O proprietário do imóvel foi orientado a realizar os reparos necessários. A situação, embora não tenha causado vítimas, expôs a fragilidade de estruturas comerciais e a urgência de ações preventivas. Roberto Wagner, presidente do Conselho Regional de Engenharia e Agronomia do RN (CREA-RN), explica que a fiscalização depende do tipo de ocorrência. “No caso desses dois desabamentos recentes, temos duas circunstâncias distintas. Uma, ocorria uma obra que não tinha responsável técnico, não tinha engenheiro, não tinha ninguém, e numa demolição, provocou a morte de alguém que estava passando na calçada”, detalha.
Roberto explica que, neste cenário específico, o CREA atua diretamente. “O proprietário do imóvel, é multado, é acionado pelo CREA por exercício ilegal da profissão. Então vai ocorrer um processo, ele vai ser multado, e também a gente comunica, no caso, a Defesa Civil e a Polícia Civil, para que sejam feitas as apurações civis e criminais.” Já no caso da padaria, sem obra em andamento, a atuação do órgão se restringe. “A nossa ação é mais limitada, porque a gente está sempre rastreando onde tem o exercício profissional. Em caso de não ocorrer obra, a gente precisa contar com a ajuda da população”, relata o profissional.
O CREA reforça que, em casos de obras em andamento, a participação da população é essencial para a prevenção. “Quando a gente pega, a gente abre, lavra um auto de infração para o proprietário como exercício ilegal, mas em caso de não ocorrer obra, a gente precisa contar com a ajuda da população, denunciando para que nossa fiscalização vá a campo e a gente permita que um profissional seja responsável ou cobre do dono do imóvel uma ação preventiva de manutenção”, reforça Roberto Wagner.
Histórico de desabamentos
Outro episódio ocorreu mais cedo, em 27 de março, quando um casarão antigo desabou na Rua Frei Miguelinho, no bairro histórico da Ribeira. A queda destruiu também o prédio vizinho, onde funcionava o almoxarifado de uma empresa de refrigeração. A fachada principal foi a única parte da estrutura que permaneceu de pé. O local, próximo à Casa da Ribeira, está em uma região conhecida por abrigar imóveis históricos com décadas de existência e pouca manutenção.

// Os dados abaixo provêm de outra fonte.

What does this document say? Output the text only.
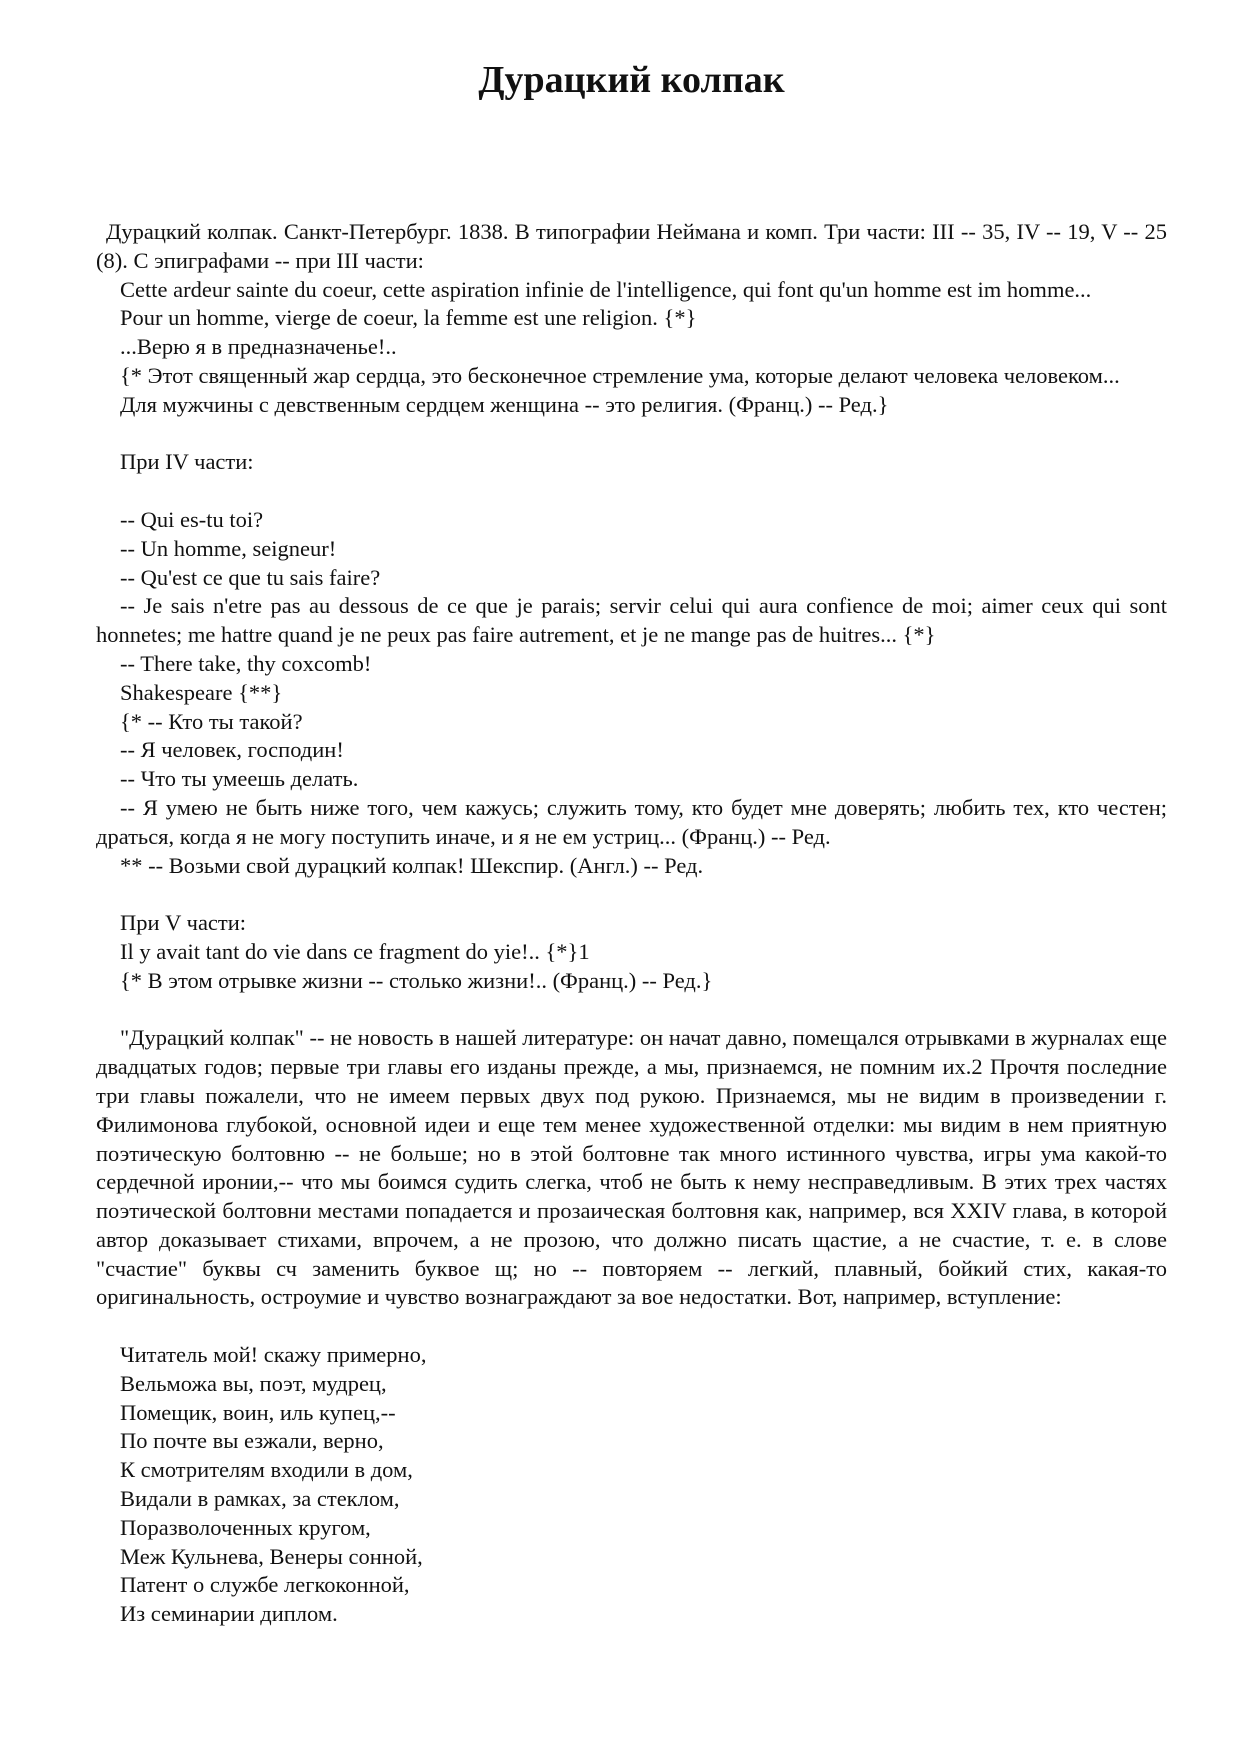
Дурацкий колпак

Дурацкий колпак. Санкт-Петербург. 1838. В типографии Неймана и комп. Три части: III -- 35, IV -- 19, V -- 25 (8). С эпиграфами -- при III части:

Cette ardeur sainte du coeur, cette aspiration infinie de l'intelligence, qui font qu'un homme est im homme...

Pour un homme, vierge de coeur, la femme est une religion. {*}

...Верю я в предназначенье!..

{* Этот священный жар сердца, это бесконечное стремление ума, которые делают человека человеком...

Для мужчины с девственным сердцем женщина -- это религия. (Франц.) -- Ред.}

При IV части:

-- Qui es-tu toi?

-- Un homme, seigneur!

-- Qu'est ce que tu sais faire?

-- Je sais n'etre pas au dessous de ce que je parais; servir celui qui aura confience de moi; aimer ceux qui sont honnetes; me hattre quand je ne peux pas faire autrement, et je ne mange pas de huitres... {*}

-- There take, thy coxcomb!

Shakespeare {**}

{* -- Кто ты такой?

-- Я человек, господин!

-- Что ты умеешь делать.

-- Я умею не быть ниже того, чем кажусь; служить тому, кто будет мне доверять; любить тех, кто честен; драться, когда я не могу поступить иначе, и я не ем устриц... (Франц.) -- Ред.

** -- Возьми свой дурацкий колпак! Шекспир. (Англ.) -- Ред.

При V части:

Il y avait tant do vie dans ce fragment do yie!.. {*}1

{* В этом отрывке жизни -- столько жизни!.. (Франц.) -- Ред.}

"Дурацкий колпак" -- не новость в нашей литературе: он начат давно, помещался отрывками в журналах еще двадцатых годов; первые три главы его изданы прежде, а мы, признаемся, не помним их.2 Прочтя последние три главы пожалели, что не имеем первых двух под рукою. Признаемся, мы не видим в произведении г. Филимонова глубокой, основной идеи и еще тем менее художественной отделки: мы видим в нем приятную поэтическую болтовню -- не больше; но в этой болтовне так много истинного чувства, игры ума какой-то сердечной иронии,-- что мы боимся судить слегка, чтоб не быть к нему несправедливым. В этих трех частях поэтической болтовни местами попадается и прозаическая болтовня как, например, вся XXIV глава, в которой автор доказывает стихами, впрочем, а не прозою, что должно писать щастие, а не счастие, т. е. в слове "счастие" буквы сч заменить буквое щ; но -- повторяем -- легкий, плавный, бойкий стих, какая-то оригинальность, остроумие и чувство вознаграждают за вое недостатки. Вот, например, вступление:

Читатель мой! скажу примерно,

Вельможа вы, поэт, мудрец,

Помещик, воин, иль купец,--

По почте вы езжали, верно,

К смотрителям входили в дом,

Видали в рамках, за стеклом,

Поразволоченных кругом,

Меж Кульнева, Венеры сонной,

Патент о службе легкоконной,

Из семинарии диплом.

Este não é um caso isolado na Ribeira. Em 2020, outro casarão desabou na Rua Chile, onde funcionava a antiga boate Arpege. Um relatório da Defesa Civil divulgado em 2018 já apontava que pelo menos 22 imóveis em Natal estavam sob risco de colapso. A ausência de cuidados, segundo o documento, transformava as estruturas em pontos críticos, com potencial para tragédias e riscos à saúde pública.